At the City Council meeting on January 17, 2012, the City Clerk and City Administrator read six letters into the minutes of that Council meeting.  The letters were all in opposition to the public vote on the McEuen Field project.

But please see my December 12, 2011,  OpenCdA post titled Measuring Public Officials’ Performance.  In it I included a link to a letter from Kootenai County Clerk Cliff Hayes to Coeur d’Alene Mayor Sandi Bloem. Hayes’ letter totally refuted Councilman Mike Kennedy’s deceptive rant uttered at the December 6, 2012, City Council meeting.  In the last paragraph of his letter, Hayes said:

If you would consider reading this letter into the record at your next Council meeting, I’d appreciate it.
You and the Council conveyed so much confusion about this canvass situation; it would be nice to set the
record straight for the public.  I will understand if you choose not to do this, however.
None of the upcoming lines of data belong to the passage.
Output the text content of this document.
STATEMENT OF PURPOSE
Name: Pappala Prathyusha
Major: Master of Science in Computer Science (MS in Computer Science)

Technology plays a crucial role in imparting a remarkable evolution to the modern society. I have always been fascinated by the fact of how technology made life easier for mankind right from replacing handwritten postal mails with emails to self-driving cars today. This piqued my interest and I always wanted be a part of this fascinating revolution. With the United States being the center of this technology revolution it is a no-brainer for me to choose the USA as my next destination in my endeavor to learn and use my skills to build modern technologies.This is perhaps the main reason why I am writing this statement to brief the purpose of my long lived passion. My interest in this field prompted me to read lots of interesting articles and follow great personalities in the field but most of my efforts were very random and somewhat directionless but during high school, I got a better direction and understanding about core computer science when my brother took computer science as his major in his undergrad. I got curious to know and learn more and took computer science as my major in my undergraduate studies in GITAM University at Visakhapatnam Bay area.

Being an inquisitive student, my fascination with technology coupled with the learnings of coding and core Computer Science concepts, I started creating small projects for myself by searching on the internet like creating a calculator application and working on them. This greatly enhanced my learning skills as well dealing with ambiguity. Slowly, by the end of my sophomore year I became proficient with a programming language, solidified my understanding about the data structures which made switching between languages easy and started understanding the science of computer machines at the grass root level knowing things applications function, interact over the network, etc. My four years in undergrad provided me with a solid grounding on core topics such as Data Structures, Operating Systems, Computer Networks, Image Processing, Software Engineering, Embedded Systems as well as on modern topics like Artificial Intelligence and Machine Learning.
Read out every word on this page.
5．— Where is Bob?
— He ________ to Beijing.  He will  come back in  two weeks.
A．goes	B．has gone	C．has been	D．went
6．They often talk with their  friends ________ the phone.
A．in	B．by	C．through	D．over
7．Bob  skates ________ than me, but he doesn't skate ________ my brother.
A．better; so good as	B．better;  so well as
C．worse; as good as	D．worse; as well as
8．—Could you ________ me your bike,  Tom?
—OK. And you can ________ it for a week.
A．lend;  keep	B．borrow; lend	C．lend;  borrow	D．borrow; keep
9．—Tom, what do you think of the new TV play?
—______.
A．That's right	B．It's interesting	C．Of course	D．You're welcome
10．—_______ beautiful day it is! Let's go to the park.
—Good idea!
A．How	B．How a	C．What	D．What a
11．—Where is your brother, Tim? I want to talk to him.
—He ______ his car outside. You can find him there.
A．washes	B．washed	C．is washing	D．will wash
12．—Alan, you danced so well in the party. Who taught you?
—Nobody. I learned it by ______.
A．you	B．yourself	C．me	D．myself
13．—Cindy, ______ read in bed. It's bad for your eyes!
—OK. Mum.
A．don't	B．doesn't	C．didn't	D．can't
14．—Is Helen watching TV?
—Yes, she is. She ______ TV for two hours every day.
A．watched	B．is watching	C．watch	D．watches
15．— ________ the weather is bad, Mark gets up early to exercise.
Needless to say, Hayes’ request was not honored, and his letter was not read into the minutes of the Council meeting.

So again I ask, what is the City’s written policy regarding the reading of letters into the minutes of a Coeur d’Alene City Council meeting?

 

4 Comments

  1. Send the letter to council and ask them to read it into the record. I am sure you will get an answer.

    Comment by Joe Six-Pack — January 22, 2012 @ 7:55 pm

  2. The city has a policy manual beyond various state codes? What is a Policy Manual anyway? Who gets to say what policies are to be policy? The Mayor, City Administrator, City Attorney.

    I think a councilman can direct, note I said ‘direct’ that a document be placed in the minutes for the instance at hand.

    Comment by Gary Ingram — January 23, 2012 @ 12:37 pm

  3. Joe Six-Pack,

    The same answer Cliff Hayes got, no doubt.

    Comment by Bill — January 23, 2012 @ 2:03 pm

  4. Gary Ingram,

    I think it is a bad practice, one that the City should never have allowed at the January 17 meeting. But if it is a practice the City is going to allow, then it should be a policy of the Council with an associated procedure to be followed to have a letter read into the minutes. However, once the policy is in place and the submission procedure followed, the City must then read the letter verbatim into the minutes.

    If the number of in-person speakers favoring the public vote had been ten more than the number opposing it, would the number of “unsolicited” letters against the vote have miraculously been twelve or fourteen?